Municipal Elections
Simplifying live election results for everyone (including me!) to understand.
Platforms
Web, Mobile
Skills
Research, UX/UI, Prototyping

History of confusion

The online support for municipal elections had been fairly lackluster compared to the provincial and federal election nights. Everyone is entitled to find out whats going on in their town during an election, so we set out to simplify the results on election nights.

I myself hardly knew a lick about elections, and didnt realize they differed province to province before starting this project. Lots of research ensued with users, but also lots of information gathering from the wealth of political experts at the CBC. This gave us a good balance of the political junkies and the average joe who just wanted to know who was winning the race.

Simplicity was the goal, but without missing the main stats that the junkies were after. After many iterations, it was clear that both ends of the spectrum could benefit from the same statistics.

Visual Indicators

Parties were less important than the actual people running in municipal elections, so we featured their mugs along with clean, simple visual indicator bars to show their vote share. The accompanying vote numbers and percentage to satisfy the more advanced user.

Positions in the mayor race moved up and down until the results were fully in, and a simple checkmark icon was displayed next to the winner.


Modular for each locale

Some elections had multiple wards with a few candidates running, and others had long lists of councillors for each town in the province.

Being able to swap out the components depending on the election was a huge help to developers, while still maintaining a consistent and recognizable interface across all versions.

Plenty of outliers

Many provinces worked their elections differently and being able to support each one was a big ask.

British Columbia was quite different, as they had a list of towns with many councillors, and all had to be shown in the results table. The province was further divided into lower mainland, Vancouver Island, and the rest of rural BC since the population was super dense in certain pockets.

A left menu component was added to our system to list out all the different towns, and could be turned on and off easily without messing with the core components much.
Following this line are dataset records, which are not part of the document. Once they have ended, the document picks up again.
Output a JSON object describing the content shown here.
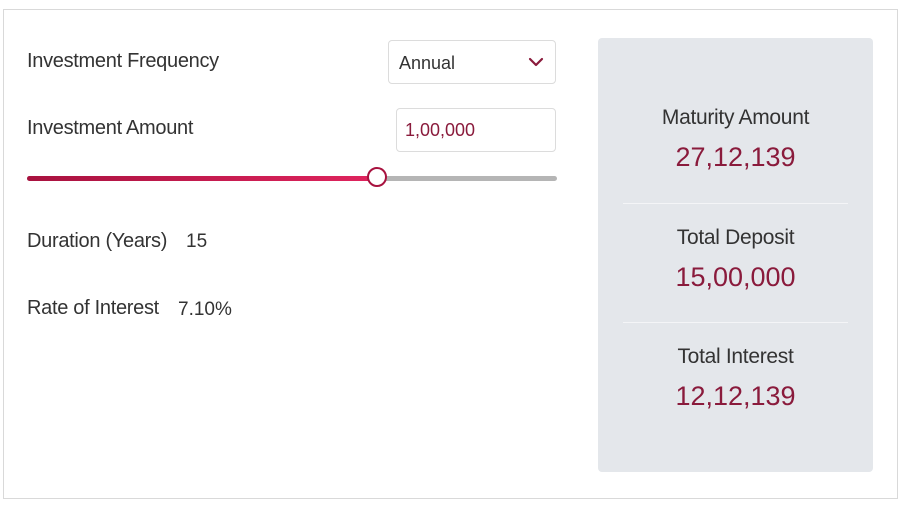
{
  "form": {
    "frequency_label": "Investment Frequency",
    "frequency_value": "Annual",
    "amount_label": "Investment Amount",
    "amount_value": "1,00,000",
    "slider_fraction": 0.66,
    "duration_label": "Duration (Years)",
    "duration_value": "15",
    "rate_label": "Rate of Interest",
    "rate_value": "7.10%"
  },
  "results": {
    "maturity_label": "Maturity Amount",
    "maturity_value": "27,12,139",
    "deposit_label": "Total Deposit",
    "deposit_value": "15,00,000",
    "interest_label": "Total Interest",
    "interest_value": "12,12,139"
  },
  "colors": {
    "accent": "#a8123f",
    "value_text": "#8a1b3c",
    "panel_bg": "#e4e7eb"
  },
  "icons": {
    "dropdown": "chevron-down-icon"
  }
}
The rest of BC’s interface used the same components from other provinces, still had the main mayor race up top, and listed all the councillors below.

Special elections from the north

Northwest territories were technically provincial but ended up using the municipal design system components.

No one mayor is elected, and instead a group of representatives from all over the region are elected. Again with our modular approach we were able to easily remove the mayoral race components, and quickly reconfigure the layout to work well with the territories system.

With feedback from our other elections, we were able to even add some newer bits of information to the results like number of polls reporting to show races were still going on.